Ø% is the largest constant Jelly has which meets these criteria at \$2^{32}\$, so, as a higher base leads to a longer string, an answer in Jelly cannot beat this one.

Answer 3

JavaScript (ES7), 10346554967051525 bytes

The string -~[] is actually repeated \$2586638741762875\$ times.

Infinity=>eval((-~[]-~[]-~[]-~[]…-~[])**20+'')

You can Try this version online!, where all but the last 5 -~[] have been replaced with a hard-coded integer.

How?

The characters in the name of the input variable Infinity are not used anywhere else, so we can't simplify the code by shortening it. The only way to get its content is that the expression in eval() evaluates to the string "Infinity".

We do it by computing:

$$2586638741762875^{20}$$

where \$2586638741762875\$:

• is less than Number.MAX_SAFE_INTEGER and can therefore be generated by adding \$1\$ repeatedly
• becomes higher than Number.MAX_VALUE when raised to the power of \$20\$

We can probably make it longer by using a more convoluted expression. For instance, I think it should still be irreducible if we use -~RegExp instead of -~[].

Answer 4

Retina 0.8.2, 11 12 15 bytes

\A`[^\\](?<=\\)

Try it online! Explanation: The \ suppresses the trailing newline, without which the program fails to be a cat program. The A` is required to identify the stage as an AntiGrep rather than a Match stage (which would just output the count of something). For the output to match the input, the pattern must fail to match; this is done by matching any non-\ and then ensuring that the character was actually a \; this character was chosen because it needs to be quoted, making the pattern longer.

I also looked into the other stage types Retina has to see what the best I could do for them was.

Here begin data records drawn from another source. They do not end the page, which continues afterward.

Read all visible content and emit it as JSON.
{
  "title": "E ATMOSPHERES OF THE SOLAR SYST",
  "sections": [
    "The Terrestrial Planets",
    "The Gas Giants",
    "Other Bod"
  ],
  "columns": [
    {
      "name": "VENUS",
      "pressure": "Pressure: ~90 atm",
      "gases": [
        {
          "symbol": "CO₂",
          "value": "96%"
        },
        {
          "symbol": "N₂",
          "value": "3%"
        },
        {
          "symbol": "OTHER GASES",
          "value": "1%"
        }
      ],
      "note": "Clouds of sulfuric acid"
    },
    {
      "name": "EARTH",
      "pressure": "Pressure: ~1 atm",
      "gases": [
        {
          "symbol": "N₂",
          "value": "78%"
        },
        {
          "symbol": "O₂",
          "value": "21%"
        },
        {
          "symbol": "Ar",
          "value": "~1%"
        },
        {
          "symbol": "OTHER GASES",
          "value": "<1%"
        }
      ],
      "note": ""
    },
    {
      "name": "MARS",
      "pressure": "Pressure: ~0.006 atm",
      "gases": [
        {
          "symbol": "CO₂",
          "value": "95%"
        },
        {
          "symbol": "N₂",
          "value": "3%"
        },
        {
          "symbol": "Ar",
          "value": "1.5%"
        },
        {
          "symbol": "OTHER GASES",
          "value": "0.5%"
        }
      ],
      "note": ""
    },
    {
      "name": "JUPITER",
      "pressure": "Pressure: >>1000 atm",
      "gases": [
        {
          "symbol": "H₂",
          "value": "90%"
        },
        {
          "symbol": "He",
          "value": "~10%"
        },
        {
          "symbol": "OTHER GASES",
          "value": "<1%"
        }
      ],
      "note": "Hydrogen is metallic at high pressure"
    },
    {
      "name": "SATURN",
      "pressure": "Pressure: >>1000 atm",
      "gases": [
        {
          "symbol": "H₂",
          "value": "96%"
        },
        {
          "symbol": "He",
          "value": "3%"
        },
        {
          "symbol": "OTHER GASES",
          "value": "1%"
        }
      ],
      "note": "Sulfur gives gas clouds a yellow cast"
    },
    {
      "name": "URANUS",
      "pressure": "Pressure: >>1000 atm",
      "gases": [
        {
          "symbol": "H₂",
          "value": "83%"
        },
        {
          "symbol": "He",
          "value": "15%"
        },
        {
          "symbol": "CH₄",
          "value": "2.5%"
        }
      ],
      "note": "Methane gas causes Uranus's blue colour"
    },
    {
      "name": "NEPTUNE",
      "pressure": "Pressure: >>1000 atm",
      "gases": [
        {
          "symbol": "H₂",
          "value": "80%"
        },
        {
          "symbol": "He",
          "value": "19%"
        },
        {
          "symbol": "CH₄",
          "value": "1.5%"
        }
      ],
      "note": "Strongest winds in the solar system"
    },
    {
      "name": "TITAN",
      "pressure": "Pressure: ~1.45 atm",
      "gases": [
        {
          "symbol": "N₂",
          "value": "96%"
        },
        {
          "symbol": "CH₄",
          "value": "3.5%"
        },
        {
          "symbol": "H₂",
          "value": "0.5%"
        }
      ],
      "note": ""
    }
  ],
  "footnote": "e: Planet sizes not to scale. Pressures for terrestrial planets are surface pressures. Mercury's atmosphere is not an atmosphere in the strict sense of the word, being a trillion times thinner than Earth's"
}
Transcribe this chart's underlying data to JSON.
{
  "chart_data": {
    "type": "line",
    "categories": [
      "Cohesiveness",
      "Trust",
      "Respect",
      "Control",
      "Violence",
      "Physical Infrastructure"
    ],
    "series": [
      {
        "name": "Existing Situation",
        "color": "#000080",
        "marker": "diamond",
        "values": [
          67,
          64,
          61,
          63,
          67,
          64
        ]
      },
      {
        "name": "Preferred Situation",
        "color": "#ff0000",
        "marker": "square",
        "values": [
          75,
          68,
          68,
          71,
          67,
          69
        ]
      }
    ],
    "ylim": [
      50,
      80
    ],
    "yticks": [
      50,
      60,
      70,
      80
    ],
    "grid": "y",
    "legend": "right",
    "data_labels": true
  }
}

• Deduplicate - best I could do was \D`() (5 bytes) deduplicate all empty strings
• Grep - best I could do was \G` (3 bytes) keep everything
• Match - best I could do was \!`(.|[^.])+ (12 bytes) match everything
• Sort - best I could do was \O$` or \O`$ or similar (4 bytes) sort in original order or sort nothing
• Replace - best I could do was a single newline (1 byte) replace nothing with nothing - this means that all Retina cat programs that contain a newline can be reduced to 1 byte
• Split - best I could do was \S`\n (5 bytes) split on newlines and join with newlines
• Transliteration - best I could do was \T` (3 bytes) translate nothing

Answer 5

Japt, 125 bytes

I'm very far from sure that this is valid but I am somewhat sure it can be beaten!

Ov"11111111111111111111111111111111111111111111111111111"n2 a"11111111111111111111111111111111111111111111110110001"n2  d  qR

Try it

Answer 6

Python 3, ^{8+(10*(85+(10*749535276648396287585636512750330369605831039396714237143337)))} infinite bytes

exec("\U0000006e\U0000003d\U00000030\U0000003b\U00000063\U0000003d\U00000022\U00000030\U00000030\U00000030\U00000030\U0000002e\U0000002e\U0000002e\U0000002e\U0000002e\U00000022\U0000000a\U00000066\U0000006f\U00000072\U00000020\U0000005f\U00000020\U00000069\U0000006e\U00000020\U00000063\U0000003a\U0000006e\U0000002b\U0000003d\U00000031\U0000000a\U00000073\U0000003d\U00000062\U00000079\U00000074\U00000065\U00000061\U00000072\U00000072\U00000061\U00000079\U00000028\U00000029\U0000000a\U00000077\U00000068\U00000069\U0000006c\U00000065\U00000020\U0000006e\U0000003a\U00000073\U0000002e\U00000061\U00000070\U00000070\U00000065\U0000006e\U00000064\U00000028\U0000006e\U00000026\U00000032\U00000035\U00000035\U00000029\U0000003b\U0000006e\U0000003e\U0000003e\U0000003d\U00000038\U0000000a\U00000065\U00000078\U00000065\U00000063\U00000028\U00000073\U0000002e\U00000064\U00000065\U00000063\U0000006f\U00000064\U00000065\U00000028\U00000029\U00000029")

The exec("") adds 8 characters, and unicode-escapes multiply the count by 10.

Decoded:

n=0;c="\U00000030\U00000030\U00000030\U00000030....."
for _ in c:n+=1
s=bytearray()
while n:s.append(n&255);n>>=8
exec(s.decode())

This decoding routine adds the 85 characters.

The string inside c is the actual code, encoded in unary, with a unicode-escaped 0 character per unary digit.

This is too large to fit in the observable universe (approximately $$7.5 \times 10 ^ {60}$$ characters long), hence no TIO link.

The unary is then decoded and executed, to get a cat program:

while True:print(input())

I'm pretty sure you could recursively repeat these steps ad infinitum and it would still be irreducible (so I win by default), but I thought I'd keep my answer as an example finite.